Devenir pasteur et porte
Jésus parlait ainsi aux pharisiens: “Amen, amen, je vous le dis: celui qui entre dans la bergerie sans passer par la porte, mais qui escalade par un autre endroit, celui-là est un voleur et un bandit. Celui qui entre par la porte, c’est lui le pasteur, le berger des brebis. Le portier lui ouvre, et les brebis écoutent sa voix. Ses brebis à lui, il les appelle chacune par son nom, et il les fait sortir. Quand il a conduit dehors toutes ses brebis, il marche à leur tête, et elles le suivent, car elles connaissent sa voix. Jamais elles ne suivront un inconnu, elles s’enfuiront loin de lui, car elles ne reconnaissent pas la voix des inconnus. »
Jésus employa cette parabole en s’adressant aux pharisiens, mais ils ne comprirent pas ce qu’il voulait leur dire. C’est pourquoi Jésus reprit la parole : « Amen, amen, je vous le dis : je suis la porte des brebis. Ceux qui sont intervenus avant moi sont tous des voleurs et des bandits ; mais les brebis ne les ont pas écoutés. Moi, je suis la porte. Si quelqu’un entre en passant par moi, il sera sauvé ; il pourra aller et venir, et il trouvera un pâturage. Le voleur ne vient que pour voler, égorger et détruire. Moi je suis venu pour que les hommes aient la vie, pour qu’ils l’aient en abondance.
Commentaire :
Jésus propose aux pharisiens une parole énigmatique. Cette parabole parle de Jésus lui-même, de qui il est, mais dans sa relation à nous, et dans notre relation à lui, aujourd’hui, le Christ vivant. Deux images, emmêlées mais différentes, sont utilisées pour donner accès au mystère de Jésus, pour en faire saisir la portée pour nous : il est le pasteur, il est la porte
La figure du pasteur évoque le lien personnel entre Jésus et son disciple. Pasteur caractérisé par sa voix, qui appelle chacun des siens par son nom, voix unique à écouter, à reconnaître, voix qui établit une connaissance et une confiance mutuelles. Ce n’est pas une voix qui aliène, qui serait étrangère; elle est fiable. Elle permet de faire le passage vers l’extérieur, elle fait sortir dehors, après la nuit, dans un espace de liberté, où nous pouvons aller et venir et aussi trouver de quoi nous nourrir.
Ce lien entre le berger et les brebis est fait de confiance, de foi, de fiabilité, car ce pasteur est bon.

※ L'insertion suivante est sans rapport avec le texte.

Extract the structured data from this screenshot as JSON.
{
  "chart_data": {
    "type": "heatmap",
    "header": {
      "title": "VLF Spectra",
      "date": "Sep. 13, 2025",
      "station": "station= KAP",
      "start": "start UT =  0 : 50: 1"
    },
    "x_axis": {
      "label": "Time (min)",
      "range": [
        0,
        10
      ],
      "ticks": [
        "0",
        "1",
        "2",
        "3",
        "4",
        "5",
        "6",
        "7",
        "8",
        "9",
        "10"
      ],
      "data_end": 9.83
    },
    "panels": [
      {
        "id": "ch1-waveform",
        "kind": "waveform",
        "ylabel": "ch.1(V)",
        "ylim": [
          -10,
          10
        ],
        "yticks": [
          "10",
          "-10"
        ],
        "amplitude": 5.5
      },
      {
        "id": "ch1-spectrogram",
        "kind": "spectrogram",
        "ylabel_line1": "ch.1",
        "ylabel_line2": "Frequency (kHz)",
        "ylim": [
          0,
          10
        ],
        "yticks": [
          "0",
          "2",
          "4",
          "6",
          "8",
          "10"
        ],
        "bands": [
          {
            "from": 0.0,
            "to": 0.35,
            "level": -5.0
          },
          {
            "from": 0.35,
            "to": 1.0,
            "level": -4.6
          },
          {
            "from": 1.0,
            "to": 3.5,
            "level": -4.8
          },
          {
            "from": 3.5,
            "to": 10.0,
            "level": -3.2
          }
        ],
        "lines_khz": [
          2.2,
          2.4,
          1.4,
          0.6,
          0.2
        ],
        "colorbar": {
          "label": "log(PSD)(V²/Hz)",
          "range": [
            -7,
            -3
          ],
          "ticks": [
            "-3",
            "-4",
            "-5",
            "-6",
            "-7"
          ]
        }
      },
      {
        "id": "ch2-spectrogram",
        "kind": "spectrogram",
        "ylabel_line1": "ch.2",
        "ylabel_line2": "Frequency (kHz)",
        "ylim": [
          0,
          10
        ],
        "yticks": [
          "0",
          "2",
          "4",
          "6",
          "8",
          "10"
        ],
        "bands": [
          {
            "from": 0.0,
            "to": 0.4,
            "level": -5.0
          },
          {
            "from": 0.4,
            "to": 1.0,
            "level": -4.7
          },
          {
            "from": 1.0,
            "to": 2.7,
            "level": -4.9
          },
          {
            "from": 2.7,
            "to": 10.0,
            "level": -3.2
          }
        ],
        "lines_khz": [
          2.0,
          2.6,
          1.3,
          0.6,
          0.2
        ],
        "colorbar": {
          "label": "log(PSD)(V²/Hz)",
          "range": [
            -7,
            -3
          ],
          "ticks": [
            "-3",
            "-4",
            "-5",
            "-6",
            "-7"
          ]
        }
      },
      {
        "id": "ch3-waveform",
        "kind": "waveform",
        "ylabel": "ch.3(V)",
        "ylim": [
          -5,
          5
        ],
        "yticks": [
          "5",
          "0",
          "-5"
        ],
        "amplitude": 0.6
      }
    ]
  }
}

Il n’est pas là pour utiliser les siens à son profit ou les conduire vers la destruction mais pour donner la vie, cette vie au grand air, en plein jour, une vie surabondante.
Cette figure du pasteur est mise en contraste avec d’autres, toujours actuelles, qui n’offrent ni liberté ni nourriture mais aliénation, destruction, violence. Ces autres voix, nous les entendons chaque jour, voix de personnages publics, du monde des médias, qui veulent nous dire quoi penser et faire, et qui ne se gênent pas pour inciter au mépris, à la haine, qui appellent à vivre hors de toute solidarité, chacun pour soi, à nous enfermer dans nos petits mondes et à y rester sans sortir dehors, prisonniers de nos peurs et de nos ressentiments. Voix qui installent dans un monde d’accusations, de vengeance, exaltant les racismes et fanatismes. Face à ces voix des brigands, la piste est claire: ne pas les suivre, s’enfuir loin d’elles, ne pas les écouter.
L’image de la porte est elle aussi inspirante. Elle dit autre chose que celle du pasteur. C’est une porte pour entrer dans un monde de confiance et de liberté, pour y découvrir d’autres qui nous y attendent. Une porte qui est une médiation car nous avons besoin de signes pour nous guider un peu; nous ne pouvons entrer dans le mystère directement. Une voie ouverte mais identifiable, offerte à quiconque cherche et qui lui permet d’éviter l’égarement. Cette porte donne accès à un Royaume où la vie est donnée en abondance. Porte qui est celle du Messie, par où entrer dans la ville sainte pour célébrer l’arrivée d’une libération. Porte pour entrer dans un salut et sa dynamique d’espérance.
Les murs sont omniprésents autour de nous, créant frontières et séparations étanches, fermant l’accès au mystère de l’autre. Mais cette porte qui est quelqu’un, Jésus le vivant, rend possible une libre circulation. Porte à laquelle frapper, dans l’assurance qu’elle s’ouvrira, car elle est transparence. Porte de maison, porte de ville, porte du pâturage, porte ouverte et offerte au passant en quête de pain et de rencontre, pour que le passant continue de vivre les passages.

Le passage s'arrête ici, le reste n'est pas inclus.